A região fria que se torna quente: O fator Ártico nas relações entre a Rússia e o resto do Mundo

Fonte: Geopolitical Futures


No dia 24 de fevereiro de 2022 a Rússia invadiu a Ucrânia. Afastando este artigo da discussão central em volta do tema, aqui, Adriana Gomes procura analisar como a nova postura da Rússia poderá tirar proveito dos recentes acontecimentos pelos quais o Ártico está a passar.

Primeiro, temos de compreender o conjutura atual e a história do Ártico. Esta é a região mais a norte do globo, para além de zonas que no verão descobrem-se do gelo e da neve, existem as calotes polares, grandes glaciares que em tempos mantinham grande parte do Oceano Ártico impossível de navegar. O Círculo Polar Ártico abrange o Polo Norte e o Oceano Ártico. Esta região não é uma nação ou país soberano, no entanto, também não existe nenhum país com exclusividade da região. É, sem dúvida, uma região rica em recursos como jazidas de petróleo, gás natural e outros. Existem oito nações que circundam territórios do Polo Norte e que em 1996 estabeleceram o Conselho do Ártico, são eles: Rússia, Canada, Estados Unidos da América,Islândia, Suécia, Finlândia e Dinamarca.

O que outrora era uma região sempre gelada, mesmo nos mais quentes meses de verão, torna-se agora uma zona em que a passagem marítima será, pelo menos durante todo o verão, possível. Este aparente simples fator proporcionado pelo desgelo e aquecimento contínuo desta região levanta problemas de uma maior dimensão. Pensa-se que 15% das reservas de petróleo do planeta e 30% das reservas de gás natural não exploradas estejam no Ártico. O degelo permitirá não só novas e cobiçadas rotas de comércio marítimo como também permitirá que estas reservas sejam exploradas. No entanto, quem tem o direito de as explorar? Tal como a Antártida, o Ártico não é um país soberano e nenhuma nação atual tem nele qualquer poder deliberativo. O Conselho do Ártico não passa de um exercício de diplomacia, já posto em causa pela China que ameaçava que o papel de observador neste Conselho não seria suficiente e procedeu à compra de portos e aeroportos de território dentro do Círculo Polar Ártico.

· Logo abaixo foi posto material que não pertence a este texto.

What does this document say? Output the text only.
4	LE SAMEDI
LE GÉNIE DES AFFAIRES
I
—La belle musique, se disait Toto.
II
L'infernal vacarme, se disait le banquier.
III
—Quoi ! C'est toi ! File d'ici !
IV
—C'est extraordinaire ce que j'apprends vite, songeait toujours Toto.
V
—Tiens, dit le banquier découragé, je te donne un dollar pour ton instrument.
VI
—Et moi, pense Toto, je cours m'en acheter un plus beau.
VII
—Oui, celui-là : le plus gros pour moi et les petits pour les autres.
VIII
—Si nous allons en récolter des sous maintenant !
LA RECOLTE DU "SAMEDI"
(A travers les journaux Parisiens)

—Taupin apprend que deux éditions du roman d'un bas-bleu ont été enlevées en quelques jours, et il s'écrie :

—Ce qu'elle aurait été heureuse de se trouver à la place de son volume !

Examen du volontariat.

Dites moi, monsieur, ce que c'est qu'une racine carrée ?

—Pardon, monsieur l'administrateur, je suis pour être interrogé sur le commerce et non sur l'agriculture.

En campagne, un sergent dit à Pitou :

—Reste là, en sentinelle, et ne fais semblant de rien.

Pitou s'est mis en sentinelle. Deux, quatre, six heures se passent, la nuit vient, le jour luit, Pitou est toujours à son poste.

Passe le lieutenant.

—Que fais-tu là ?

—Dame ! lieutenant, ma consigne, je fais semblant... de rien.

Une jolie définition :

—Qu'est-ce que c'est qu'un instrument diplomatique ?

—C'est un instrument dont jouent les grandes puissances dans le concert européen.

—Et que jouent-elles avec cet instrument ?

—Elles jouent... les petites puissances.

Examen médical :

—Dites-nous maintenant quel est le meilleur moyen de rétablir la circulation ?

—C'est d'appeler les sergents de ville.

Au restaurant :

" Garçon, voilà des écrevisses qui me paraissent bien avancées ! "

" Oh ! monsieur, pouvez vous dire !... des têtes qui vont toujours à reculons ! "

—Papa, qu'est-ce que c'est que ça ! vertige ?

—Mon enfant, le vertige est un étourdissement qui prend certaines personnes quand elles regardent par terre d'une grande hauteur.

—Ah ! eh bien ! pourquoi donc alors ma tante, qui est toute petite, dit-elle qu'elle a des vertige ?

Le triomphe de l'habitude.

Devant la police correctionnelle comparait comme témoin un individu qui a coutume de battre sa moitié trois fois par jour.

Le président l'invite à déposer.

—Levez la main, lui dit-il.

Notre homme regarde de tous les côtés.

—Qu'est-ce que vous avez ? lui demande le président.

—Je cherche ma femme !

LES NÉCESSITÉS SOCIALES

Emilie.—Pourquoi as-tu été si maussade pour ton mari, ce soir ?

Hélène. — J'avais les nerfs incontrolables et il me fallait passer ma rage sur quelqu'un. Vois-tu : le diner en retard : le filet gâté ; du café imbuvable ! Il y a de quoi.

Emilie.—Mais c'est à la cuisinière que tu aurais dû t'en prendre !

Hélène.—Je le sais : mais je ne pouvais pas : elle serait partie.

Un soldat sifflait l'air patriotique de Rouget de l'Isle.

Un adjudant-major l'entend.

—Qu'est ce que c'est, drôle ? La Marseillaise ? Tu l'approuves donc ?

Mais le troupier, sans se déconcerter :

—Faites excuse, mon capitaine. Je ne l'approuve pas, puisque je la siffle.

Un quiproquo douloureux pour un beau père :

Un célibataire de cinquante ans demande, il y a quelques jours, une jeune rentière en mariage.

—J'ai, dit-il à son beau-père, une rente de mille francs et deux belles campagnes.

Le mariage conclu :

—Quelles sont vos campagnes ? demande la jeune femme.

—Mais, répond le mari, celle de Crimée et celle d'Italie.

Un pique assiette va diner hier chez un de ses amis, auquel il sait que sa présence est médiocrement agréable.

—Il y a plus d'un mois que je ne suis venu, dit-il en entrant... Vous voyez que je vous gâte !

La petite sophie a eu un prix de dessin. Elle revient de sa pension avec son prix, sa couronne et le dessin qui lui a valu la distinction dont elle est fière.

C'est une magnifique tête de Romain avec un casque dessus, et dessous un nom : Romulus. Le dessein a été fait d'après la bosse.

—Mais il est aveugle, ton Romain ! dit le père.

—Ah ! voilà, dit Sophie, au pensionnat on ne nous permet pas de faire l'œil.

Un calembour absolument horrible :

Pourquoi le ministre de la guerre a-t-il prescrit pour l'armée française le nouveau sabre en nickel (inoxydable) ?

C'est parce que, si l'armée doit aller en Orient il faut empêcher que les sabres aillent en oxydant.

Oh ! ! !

A Rússia foi a nação que mais investiu militarmente no Ártico e perante esta ação países como o Canada e os EUA começaram a aumentar as patrulhas nesta região.

Mas que ligação poderão ter estes acontecimentos com a recente invasão à Ucrânia? Se recuarmos no tempo, antes da Rússia invadir a Ucrânia começou por invadir a Crimeia, e militarizar as zonas em redor da Ucrânia. Entrando para a vertente das suposições, a realidade é que se a Rússia partir para relações diplomáticas baseadas no hardpower as conversações no Ártico também não resultarão.

Tanto a nível militar como económico a Rússia tem muito a ganhar com o aproveitamento do degelo do Ártico. Assim como a peculiar China.

Ecomicamente:

O canal do Suez perderia grande parte da sua importância. Exemplificando, de Roterdão à China, através do Ártico, a rota ficaria 24% mais pequenaNão só será uma situação vantajosa para a Rússia, como também para a China dada a postura complacente mas ainda não aliada da mesma para com a Rússia.

Dentro deste âmbito, a perda de importância do canal Suez não é isolada. Canais e estreitos/passagens na Malásia, Singapura, Filipinas e outros perderiam grande parte dos fluxos, dado que as rotas para as Américas e parte da Europa poderia passar a ser feita pelo Ártico.

Militarmente:

O facto de que agora a toda a costa norte da Rússia fica desprotegida, levantou problemas de insegurança e vários postos de vigia e bases militares foram construídas ou reativadas nos 24 000 km de costa.

Fonte: Foreign Policy




A situação não aparenta que se vá manter nos moldes que até hoje conhecemos. O Ártico está prestes a mudar de forma perpétua para uma realidade que ainda não é a nossa e que a diplomacia parece falhar a antever.
A invasão da Ucrânia não é um sinal positivo para este cenário, muito pelo contrário, é colocar em cima da mesa uma atitude de coação e ameaça que pode levantar mais problemáticas. Considerando que a maior parte dos paises no Círculo Polar Ártico pertence à NATO.